Ma nella biografia di Tillerson emergono anche particolari interessanti: boy scout in gioventù, tra il 2010 e il 2012 è stato il capo di tutti gli scout d'America, sostenendo la decisione di ammettere anche ragazzi e ragazze dichiaratamente omosessuali. E' un patito di Abraham Lincoln e
uno dei suoi libri preferiti è "La rivolta di Atlante" di Ayn Rand, pietra miliare del pensiero libertario.

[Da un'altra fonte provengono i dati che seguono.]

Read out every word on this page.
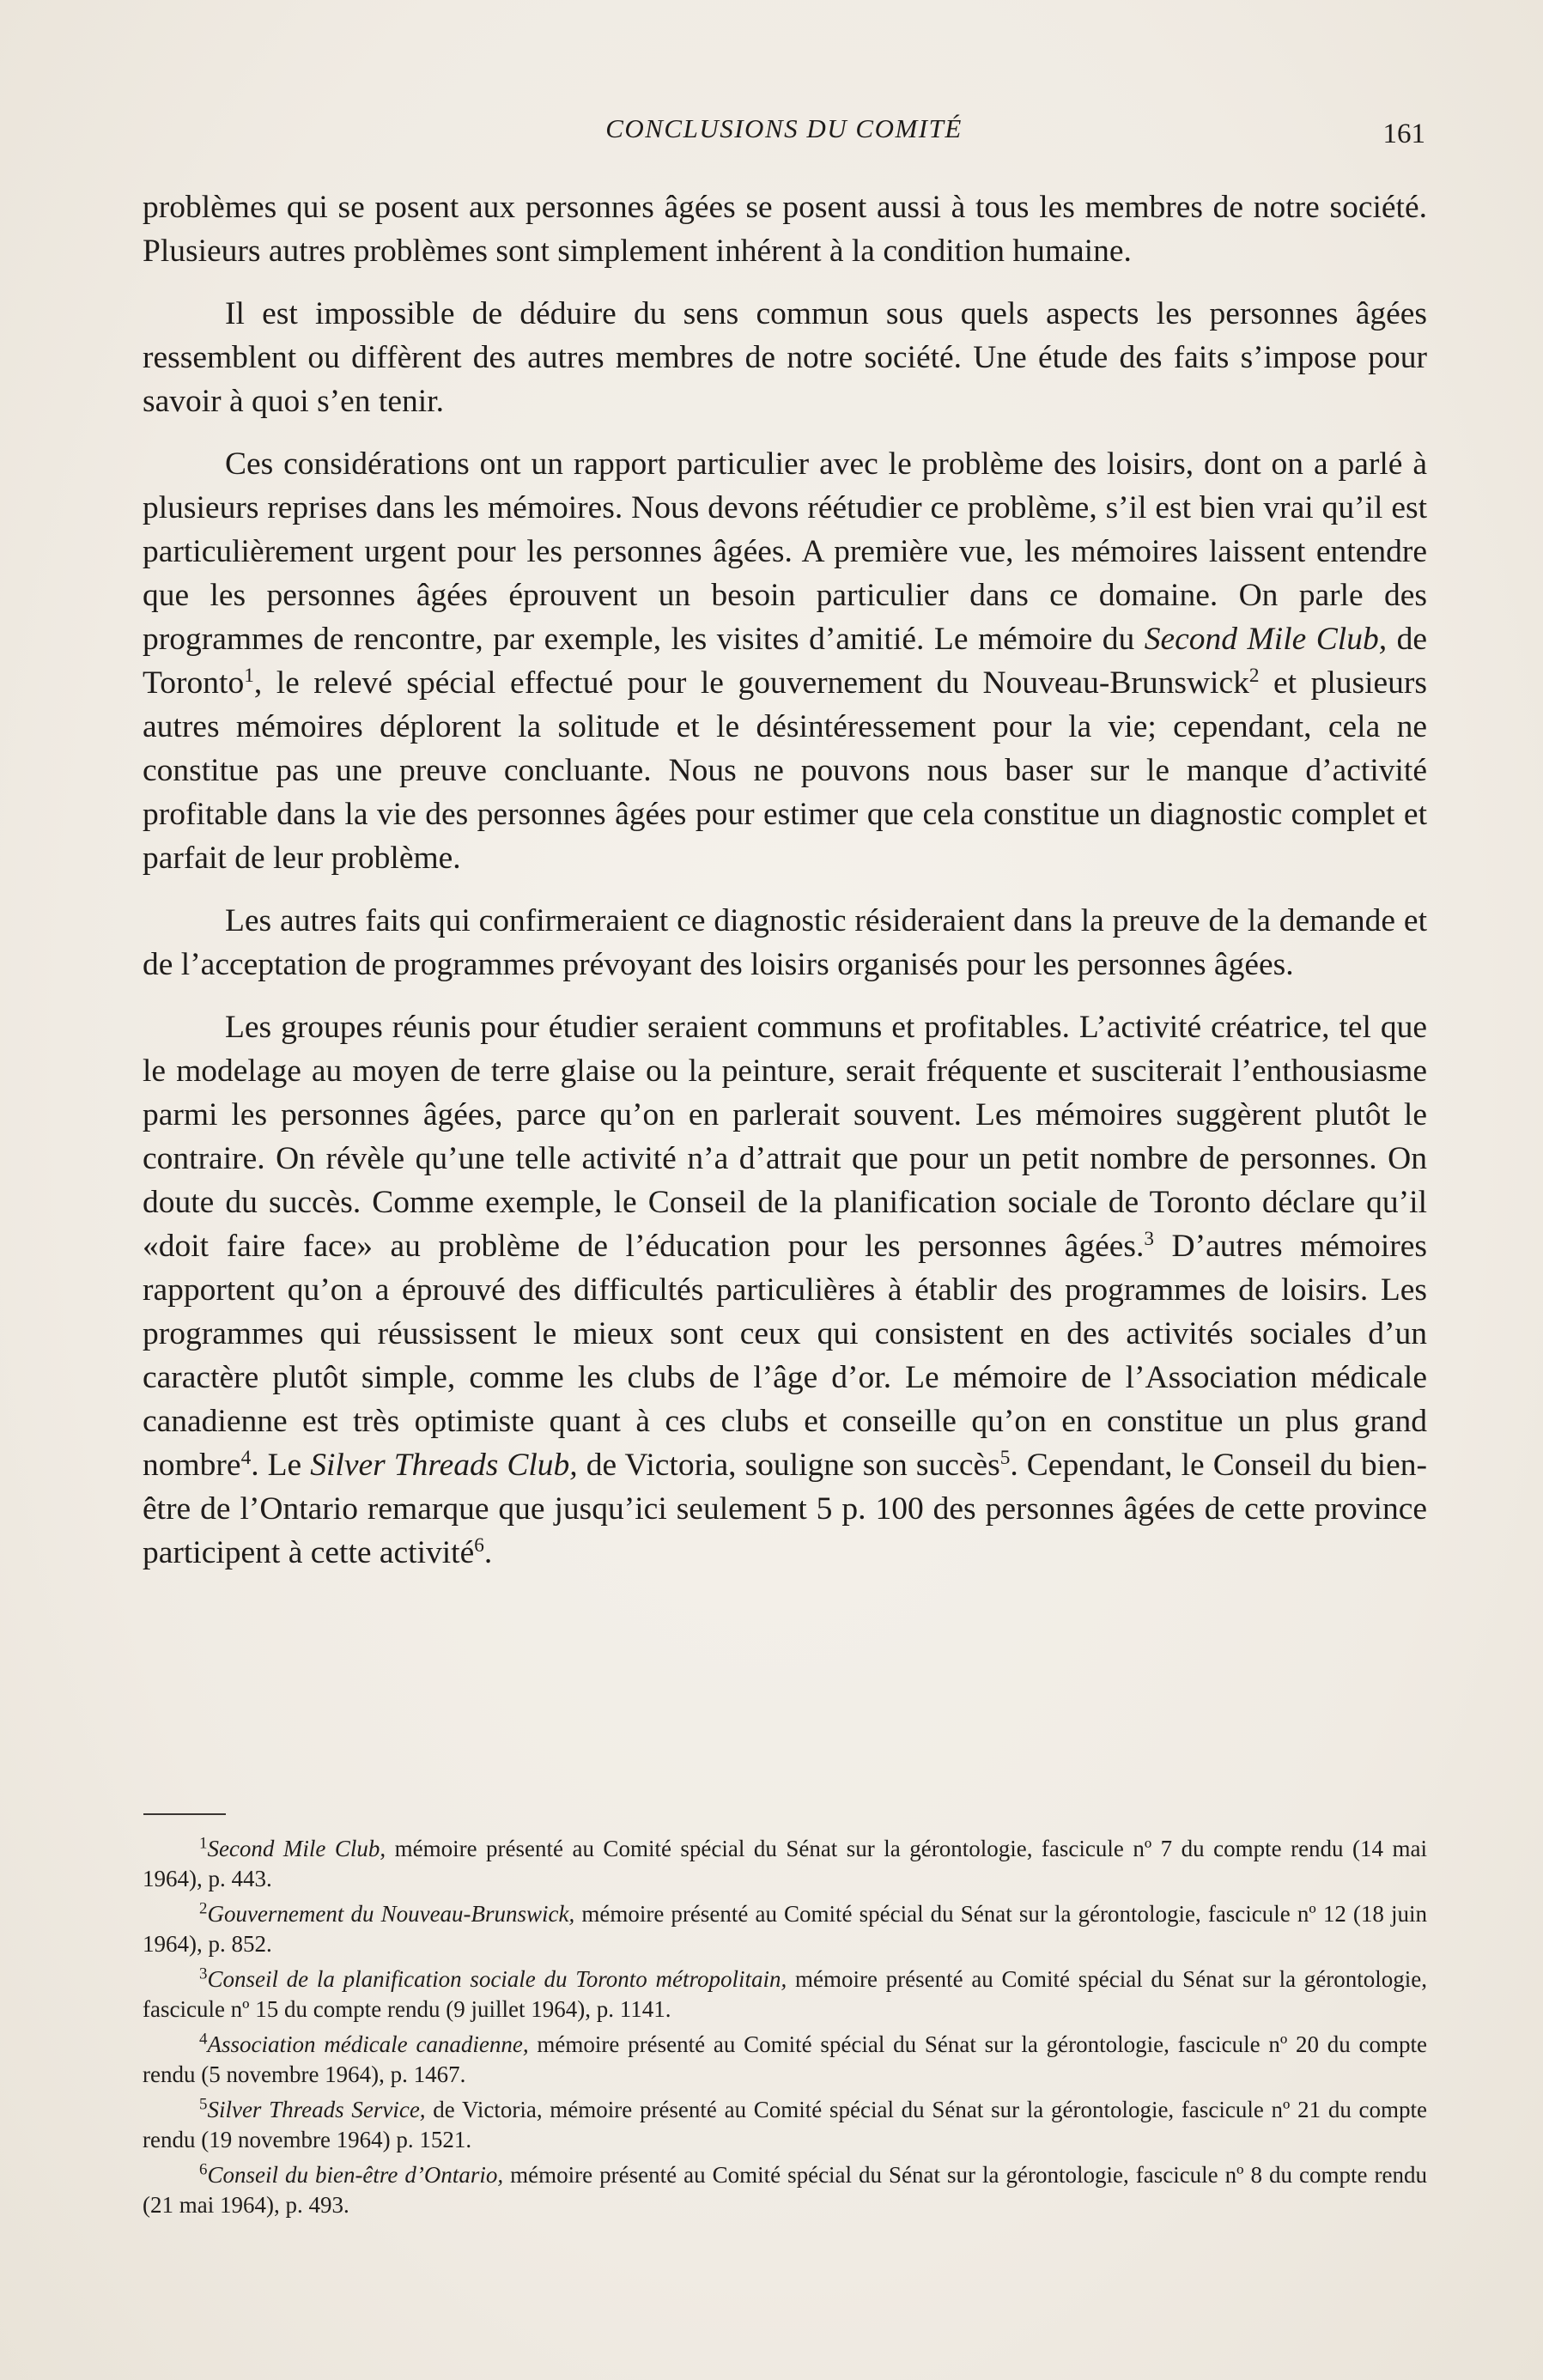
CONCLUSIONS DU COMITÉ	161

problèmes qui se posent aux personnes âgées se posent aussi à tous les membres de notre société. Plusieurs autres problèmes sont simplement inhérent à la condition humaine.

Il est impossible de déduire du sens commun sous quels aspects les personnes âgées ressemblent ou diffèrent des autres membres de notre société. Une étude des faits s’impose pour savoir à quoi s’en tenir.

Ces considérations ont un rapport particulier avec le problème des loisirs, dont on a parlé à plusieurs reprises dans les mémoires. Nous devons réétudier ce problème, s’il est bien vrai qu’il est particulièrement urgent pour les personnes âgées. A première vue, les mémoires laissent entendre que les personnes âgées éprouvent un besoin particulier dans ce domaine. On parle des programmes de rencontre, par exemple, les visites d’amitié. Le mémoire du Second Mile Club, de Toronto$^1$, le relevé spécial effectué pour le gouvernement du Nouveau-Brunswick$^2$ et plusieurs autres mémoires déplorent la solitude et le désintéressement pour la vie; cependant, cela ne constitue pas une preuve concluante. Nous ne pouvons nous baser sur le manque d’activité profitable dans la vie des personnes âgées pour estimer que cela constitue un diagnostic complet et parfait de leur problème.

Les autres faits qui confirmeraient ce diagnostic résideraient dans la preuve de la demande et de l’acceptation de programmes prévoyant des loisirs organisés pour les personnes âgées.

Les groupes réunis pour étudier seraient communs et profitables. L’activité créatrice, tel que le modelage au moyen de terre glaise ou la peinture, serait fréquente et susciterait l’enthousiasme parmi les personnes âgées, parce qu’on en parlerait souvent. Les mémoires suggèrent plutôt le contraire. On révèle qu’une telle activité n’a d’attrait que pour un petit nombre de personnes. On doute du succès. Comme exemple, le Conseil de la planification sociale de Toronto déclare qu’il «doit faire face» au problème de l’éducation pour les personnes âgées.$^3$ D’autres mémoires rapportent qu’on a éprouvé des difficultés particulières à établir des programmes de loisirs. Les programmes qui réussissent le mieux sont ceux qui consistent en des activités sociales d’un caractère plutôt simple, comme les clubs de l’âge d’or. Le mémoire de l’Association médicale canadienne est très optimiste quant à ces clubs et conseille qu’on en constitue un plus grand nombre$^4$. Le Silver Threads Club, de Victoria, souligne son succès$^5$. Cependant, le Conseil du bien-être de l’Ontario remarque que jusqu’ici seulement 5 p. 100 des personnes âgées de cette province participent à cette activité$^6$.

$^1$Second Mile Club, mémoire présenté au Comité spécial du Sénat sur la gérontologie, fascicule nº 7 du compte rendu (14 mai 1964), p. 443.

$^2$Gouvernement du Nouveau-Brunswick, mémoire présenté au Comité spécial du Sénat sur la gérontologie, fascicule nº 12 (18 juin 1964), p. 852.

$^3$Conseil de la planification sociale du Toronto métropolitain, mémoire présenté au Comité spécial du Sénat sur la gérontologie, fascicule nº 15 du compte rendu (9 juillet 1964), p. 1141.

$^4$Association médicale canadienne, mémoire présenté au Comité spécial du Sénat sur la gérontologie, fascicule nº 20 du compte rendu (5 novembre 1964), p. 1467.

$^5$Silver Threads Service, de Victoria, mémoire présenté au Comité spécial du Sénat sur la gérontologie, fascicule nº 21 du compte rendu (19 novembre 1964) p. 1521.

$^6$Conseil du bien-être d’Ontario, mémoire présenté au Comité spécial du Sénat sur la gérontologie, fascicule nº 8 du compte rendu (21 mai 1964), p. 493.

Che la promozione attiva della democrazia, il "nation-building", l'interventismo come imperativo morale non saranno i principi-guida della politica estera dell'amministrazione Trump lo sapevamo già e la scelta di una figura come Tillerson alla guida del Dipartimento di Stato ne è la conferma. Questo non significa tuttavia che Trump o Tillerson agiranno da "fantocci" di Putin e che gli interessi degli Stati Uniti saranno svenduti alla Russia. Nel 2008, al Forum economico internazionale di San Pietroburgo, Tillerson ha bacchettato Mosca sullo stato di diritto: "Non c'è rispetto per la legge, nella Russia di oggi", deve "migliorare il funzionamento del sistema giudiziario e della magistratura". "Non condivido tutto ciò che Putin sta facendo - ha spiegato, a febbraio, agli studenti dell'Università del Texas - Non condivido tutto ciò che molti leader stanno facendo. Ma Putin comprende che sono un uomo d'affari. E ho investito molti soldi, la nostra compagnia ha investito molti soldi in Russia, con molto successo". Affari o amicizia?